L’assetto è quello della Nona. Palco delle grandi occasioni, coro schierato, orchestra al completo. Niente scene, solo l’incanto farnesiano del Palazzo Ducale a fare da sfondo con la sua grazia guarda alla Parigi illuminata e ne ruba le dolci geometrie da trasporre qui, nella profonda pianura, a libera miniaturistica citazione delle Tuileries. Attorno, il polmone del Parco che per la prima volta apre i cancelli e presta i suoi frondosi spazi alla grande musica. Niente Beethoven, però; qui siamo a Parma, a casa di Verdi.

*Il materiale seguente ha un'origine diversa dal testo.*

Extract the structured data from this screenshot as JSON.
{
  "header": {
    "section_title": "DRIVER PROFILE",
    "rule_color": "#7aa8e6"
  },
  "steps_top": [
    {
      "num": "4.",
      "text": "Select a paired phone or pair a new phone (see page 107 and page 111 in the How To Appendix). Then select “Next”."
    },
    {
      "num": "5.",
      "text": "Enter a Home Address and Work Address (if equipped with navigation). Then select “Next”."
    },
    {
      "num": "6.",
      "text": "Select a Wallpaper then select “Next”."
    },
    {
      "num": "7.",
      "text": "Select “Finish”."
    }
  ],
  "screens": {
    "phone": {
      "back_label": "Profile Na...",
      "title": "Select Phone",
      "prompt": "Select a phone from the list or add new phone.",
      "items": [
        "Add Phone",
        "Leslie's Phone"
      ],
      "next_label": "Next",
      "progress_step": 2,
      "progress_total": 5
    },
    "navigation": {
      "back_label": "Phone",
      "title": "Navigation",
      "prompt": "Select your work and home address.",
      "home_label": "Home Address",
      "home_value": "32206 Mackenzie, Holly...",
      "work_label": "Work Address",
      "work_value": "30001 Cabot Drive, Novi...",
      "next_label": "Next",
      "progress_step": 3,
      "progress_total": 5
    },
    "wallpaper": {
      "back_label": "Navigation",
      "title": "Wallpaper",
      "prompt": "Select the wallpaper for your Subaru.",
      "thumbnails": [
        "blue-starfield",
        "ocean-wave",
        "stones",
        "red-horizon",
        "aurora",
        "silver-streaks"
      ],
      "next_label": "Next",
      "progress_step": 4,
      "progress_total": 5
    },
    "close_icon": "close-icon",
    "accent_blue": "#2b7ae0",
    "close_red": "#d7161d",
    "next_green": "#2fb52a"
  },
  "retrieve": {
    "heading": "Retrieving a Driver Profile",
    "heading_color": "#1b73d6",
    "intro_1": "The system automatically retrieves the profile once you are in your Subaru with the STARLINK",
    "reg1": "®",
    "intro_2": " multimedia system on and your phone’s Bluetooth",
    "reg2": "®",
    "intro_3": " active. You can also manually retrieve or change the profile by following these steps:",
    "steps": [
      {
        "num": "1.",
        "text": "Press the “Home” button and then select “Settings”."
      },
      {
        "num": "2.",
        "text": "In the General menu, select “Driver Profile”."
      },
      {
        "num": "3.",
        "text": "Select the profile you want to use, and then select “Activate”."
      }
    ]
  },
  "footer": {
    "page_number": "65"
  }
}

Macbeth è il primo titolo di un Festival edizione XX che doveva essere un, pur meritevolissimo, ripiego rispetto alle iniziali progettualità poi spazzate via dalla bufera Covid ed invece si profila – a dispetto del suo cartellone centellinato in poche date – come uno dei più preziosi delle ultime annate. Festival in senso vero: ambizioso, caparbio, occasione spregiudicata di osare cornici diverse, rappresentazioni di rara frequentazione, sfidando in primis la clemenza meteorologica di un settembre che a memoria non ricordiamo così mite.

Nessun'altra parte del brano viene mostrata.